They say a picture is worth a thousand words. But sometimes? A thousand words aren’t even close to being enough.
This is Beckett and his older sister Aubrey. And this? Is the reality of childhood cancer.
In a Facebook post that has gone viral, Kaitlin Burge shares a photo of her 4-year-old son Beckett, who is fighting Acute Lymphoblastic Leukemia (ALL), being comforted by his 5-year-old sister Aubrey, as chemotherapy wreaks its havoc. It is absolutely heartbreaking.
Kaitlin begins the post on her page, Beckett Strong, by saying:
“One thing they don’t tell you about childhood cancer is that it affects the entire family. You always hear about the financial and medical struggles, but how often do you hear about the struggles families with other children face?”
Kaitlin Burge and her husband Matthew are parents to three children. Aubrey (5), Beckett (4) and Chandler (23 months). On April 25, 2018 their lives were irrevocably changed when Beckett was diagnosed with Very High Risk Pre-B Acute Lymphoblastic Leukemia, Pneumonia in the left lung, and Acute Respiratory Failure.

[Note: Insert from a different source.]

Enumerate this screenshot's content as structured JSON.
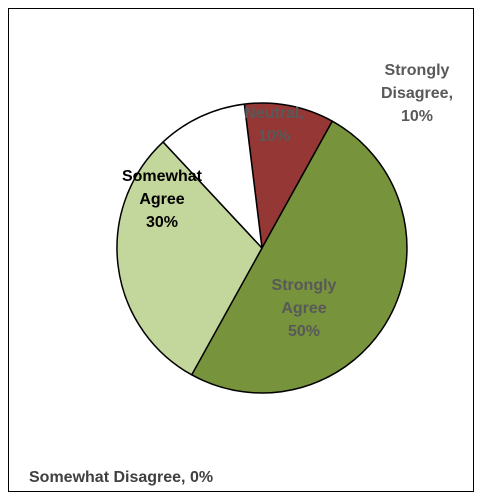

Cancer. It is the last thing any parent wants to hear. But it’s not just parents that carry the burden. Brothers and sisters do too. And it’s the unsung hero siblings that Kaitlin wanted to honor and hilight.
She explains in her post that Beckett went from being a “lively, energetic, and outgoing little brother” to “a quiet, sick, and very sleepy little boy.” And for 5-year-old big sister? This was difficult to understand.

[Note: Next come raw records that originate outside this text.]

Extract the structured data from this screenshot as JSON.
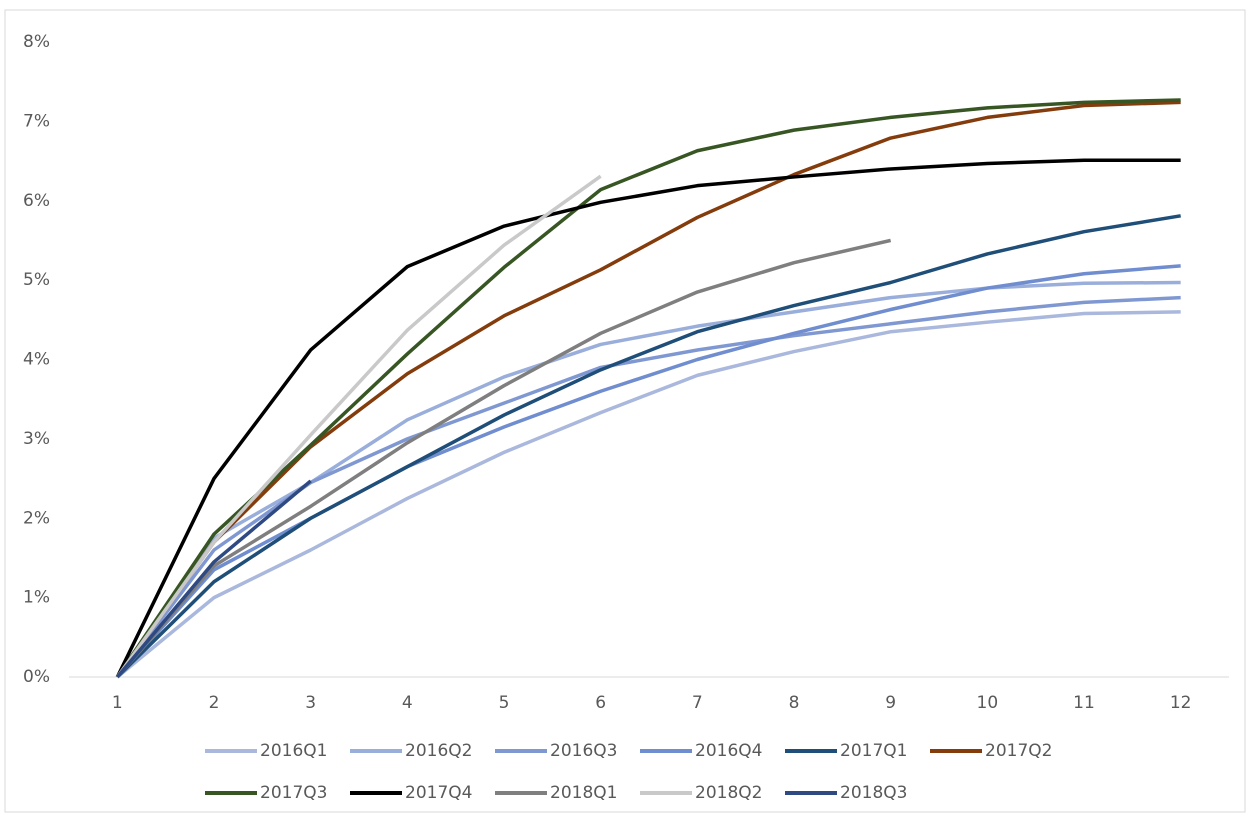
{
  "chart_data": {
    "type": "line",
    "categories": [
      "1",
      "2",
      "3",
      "4",
      "5",
      "6",
      "7",
      "8",
      "9",
      "10",
      "11",
      "12"
    ],
    "ylim": [
      0,
      8
    ],
    "yticks": [
      {
        "value": 0,
        "label": "0%"
      },
      {
        "value": 1,
        "label": "1%"
      },
      {
        "value": 2,
        "label": "2%"
      },
      {
        "value": 3,
        "label": "3%"
      },
      {
        "value": 4,
        "label": "4%"
      },
      {
        "value": 5,
        "label": "5%"
      },
      {
        "value": 6,
        "label": "6%"
      },
      {
        "value": 7,
        "label": "7%"
      },
      {
        "value": 8,
        "label": "8%"
      }
    ],
    "grid": false,
    "legend": "bottom",
    "series": [
      {
        "name": "2016Q1",
        "color": "#a9b8dc",
        "values": [
          0,
          1.0,
          1.6,
          2.25,
          2.83,
          3.33,
          3.8,
          4.1,
          4.35,
          4.47,
          4.58,
          4.6
        ]
      },
      {
        "name": "2016Q2",
        "color": "#9aaedb",
        "values": [
          0,
          1.75,
          2.45,
          3.24,
          3.78,
          4.19,
          4.42,
          4.6,
          4.78,
          4.9,
          4.96,
          4.97
        ]
      },
      {
        "name": "2016Q3",
        "color": "#8098d2",
        "values": [
          0,
          1.6,
          2.45,
          3.0,
          3.45,
          3.9,
          4.12,
          4.3,
          4.45,
          4.6,
          4.72,
          4.78
        ]
      },
      {
        "name": "2016Q4",
        "color": "#6f8dcf",
        "values": [
          0,
          1.35,
          2.0,
          2.65,
          3.15,
          3.6,
          4.0,
          4.33,
          4.63,
          4.9,
          5.08,
          5.18
        ]
      },
      {
        "name": "2017Q1",
        "color": "#1f4e79",
        "values": [
          0,
          1.2,
          2.0,
          2.65,
          3.3,
          3.87,
          4.35,
          4.68,
          4.97,
          5.33,
          5.61,
          5.81
        ]
      },
      {
        "name": "2017Q2",
        "color": "#843c0c",
        "values": [
          0,
          1.7,
          2.9,
          3.82,
          4.55,
          5.13,
          5.79,
          6.33,
          6.79,
          7.05,
          7.2,
          7.24
        ]
      },
      {
        "name": "2017Q3",
        "color": "#375623",
        "values": [
          0,
          1.8,
          2.92,
          4.07,
          5.16,
          6.14,
          6.63,
          6.89,
          7.05,
          7.17,
          7.24,
          7.27
        ]
      },
      {
        "name": "2017Q4",
        "color": "#000000",
        "values": [
          0,
          2.5,
          4.12,
          5.17,
          5.68,
          5.98,
          6.19,
          6.3,
          6.4,
          6.47,
          6.51,
          6.51
        ]
      },
      {
        "name": "2018Q1",
        "color": "#7f7f7f",
        "values": [
          0,
          1.4,
          2.15,
          2.95,
          3.67,
          4.33,
          4.85,
          5.22,
          5.5,
          null,
          null,
          null
        ]
      },
      {
        "name": "2018Q2",
        "color": "#c9c9c9",
        "values": [
          0,
          1.7,
          3.05,
          4.37,
          5.44,
          6.31,
          null,
          null,
          null,
          null,
          null,
          null
        ]
      },
      {
        "name": "2018Q3",
        "color": "#2f4a82",
        "values": [
          0,
          1.45,
          2.47,
          null,
          null,
          null,
          null,
          null,
          null,
          null,
          null,
          null
        ]
      }
    ]
  }
}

“Why couldn’t they go to their favorite trampoline park anymore? Why couldn’t they go to the splash pads they previously went to? Why didn’t he have to go back to school, but she did?”
Hospital stays, doctor’s visits, and therapies became the new normal. But through it all, Aubrey has stood by her brother’s side. And the strength of their sibling bond is obvious.
This raw and powerful photo? Yes, it shows the pain, the sickness, the sadness that cancer inflicts.
It shows the fragility of the human body. But it also shows the strength of the human spirit. The strength of the one who is fighting and the power of those walking hand in hand alongside. It is a testament to the bond of love, unbroken. Even in the face of a disease which tries its hardest to break you.
Kaitlin shares the story behind the image and why she took it, with Filter Free Parents:
“Chemotherapy makes kids sick. Beckett would often have an upset stomach and would take himself to the bathroom. He would tell his sister it hurt and she knew what that meant. She knew by rubbing his back, it would let him know she was there and He wasn’t alone. He preferred her to mom and dad. I wanted to capture the way cancer affects the siblings and find the good in a horrible situation.”
Since his diagnosis, Beckett has been undergoing cancer treatment and will continue to do so for a total of 3 YEARS. Kaitlin tells Filter Free Parents:
“He is receiving chemo in pill form every night. he gets methotrexate weekly and goes to clinic to receive chemotherapy monthly. He takes steroids 5 days out of the month, every month. He will finish treatment August 8, 2021 (I know it’s two years out, it’s brutal).”
While some people may find it difficult to understand why Kaitlin has chosen to publicly share their journey, she hopes to raise awareness about childhood cancer. And in doing so, provide hope and encouragement to other families going through the same.
“I shared his journey so family and friends could receive updates. Overtime, we had a few others join in. I chose to be so open about his journey because I want to raise awareness for childhood cancer. Our kids are underfunded at only 4% and it’s important to me that if we can make a difference in the lives of families battling this disease along side us that we do. I hope that Beckett’s story can encourage and push someone else who may be going through the same. Sometimes just knowing you’re in it together is enough to get through the journey, one day at a time.”
Cancer touches almost all of us in one way or another. But when it comes for our children, it feels even more malicious.
I was 12 years old when we moved to a new house, in a new city. Our neighbors had a daughter, 3 years younger than I was. While I was outside riding my bike, playing tag with friends, and enjoying the carefree life of being a kid, she was fighting an aggressive form of leukaemia. She began her treatments with 9 other kids. By the time she was done, there were 2 of them remaining. Just 2.
Thankfully, survival rates have increased significantly since I was a child. For Beckett? According to St.Jude Children’s Research Hospital, his prognosis is excellent with 98% of children going into remission. But there is still so much further we need to go. We need a cure.
And for those families neck-deep in the fight, battling cancer, Kaitlin has this message for you:
“I want them to know they’re not alone in this fight. It’s okay to have bad days. There are brighter days ahead. Find your strength, whether it be a sibling or a story, and keep on pushing through. This is a chapter in your life.”
And for the Burge family? We hope you will be able to close the book on this chapter soon and start a new one. Full of bright days.